Kinetic Study of Thermal Degradation of Polydimethylsiloxane: The Effect of Molecular Weight on Thermal Stability in Inert Atmosphere

Thermal degradation of polydimethylsiloxane (PDMS) of different molecular weights in inert and oxygen atmosphere is studied and discussed in detail. PDMS samples of different molecular weights were prepared by anionically initiated ring-opening polymerization of octamethylcyclotetrasiloxane in emulsion. The molecular weight of PDMS drastically affected the shape of TGA curve at higher temperatures when thermogravimetric (TGA) measurements were performed in the inert atmosphere. The thermal stability of PDMS decreased with increasing the average molecular weight of the sample, which could be explained by prevailing unzipping mechanism at lower molecular weights over intramolecular and intermolecular redistribution, which were more important at higher molecular weights.
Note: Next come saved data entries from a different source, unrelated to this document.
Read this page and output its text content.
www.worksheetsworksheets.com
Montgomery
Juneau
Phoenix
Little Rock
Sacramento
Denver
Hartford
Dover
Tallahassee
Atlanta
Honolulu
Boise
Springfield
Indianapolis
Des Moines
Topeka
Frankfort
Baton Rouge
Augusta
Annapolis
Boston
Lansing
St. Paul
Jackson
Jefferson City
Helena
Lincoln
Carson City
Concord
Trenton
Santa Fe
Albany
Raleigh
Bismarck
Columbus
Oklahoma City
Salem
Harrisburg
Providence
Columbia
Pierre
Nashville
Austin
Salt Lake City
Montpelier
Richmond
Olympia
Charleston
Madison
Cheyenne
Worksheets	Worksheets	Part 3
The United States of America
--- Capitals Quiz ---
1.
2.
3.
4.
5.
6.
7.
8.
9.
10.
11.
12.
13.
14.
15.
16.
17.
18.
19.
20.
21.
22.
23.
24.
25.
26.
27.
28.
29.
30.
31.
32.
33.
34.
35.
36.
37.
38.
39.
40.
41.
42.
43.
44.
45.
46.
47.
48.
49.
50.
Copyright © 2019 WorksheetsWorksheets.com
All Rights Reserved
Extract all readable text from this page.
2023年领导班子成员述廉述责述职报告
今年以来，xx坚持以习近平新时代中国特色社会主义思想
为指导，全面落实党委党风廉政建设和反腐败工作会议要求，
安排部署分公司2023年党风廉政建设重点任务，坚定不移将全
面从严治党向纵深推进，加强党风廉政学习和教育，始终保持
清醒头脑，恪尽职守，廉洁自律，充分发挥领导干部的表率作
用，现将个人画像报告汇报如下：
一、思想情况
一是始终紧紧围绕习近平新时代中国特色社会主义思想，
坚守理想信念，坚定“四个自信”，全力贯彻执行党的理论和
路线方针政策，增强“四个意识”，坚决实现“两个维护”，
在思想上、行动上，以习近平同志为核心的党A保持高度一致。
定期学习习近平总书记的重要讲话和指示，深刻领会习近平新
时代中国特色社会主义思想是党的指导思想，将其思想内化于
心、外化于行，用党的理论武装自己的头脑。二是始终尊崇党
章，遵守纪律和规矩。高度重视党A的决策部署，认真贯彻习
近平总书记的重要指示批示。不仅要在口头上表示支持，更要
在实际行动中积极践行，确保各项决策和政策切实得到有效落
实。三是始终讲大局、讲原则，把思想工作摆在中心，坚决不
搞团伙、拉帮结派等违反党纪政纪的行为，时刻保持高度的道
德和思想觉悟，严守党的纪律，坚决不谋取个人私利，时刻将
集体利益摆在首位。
On the other hand, experiments in oxygen atmosphere showed zero effect of polydimethylsiloxane molecular weight on its thermal stability. In addition, a kinetic model describing the thermal degradation of PDMS in inert atmosphere as a function of PDMS molecular weight was proposed. The proposed kinetic model was composed of diffusion-limited kinetics step related to evaporation rates of the degradation products and of rate-determined step related to the formation of cyclic degradation products. As a result of mathematical modeling by fitting the calculated data to experimental data kinetic parameters were derived properly.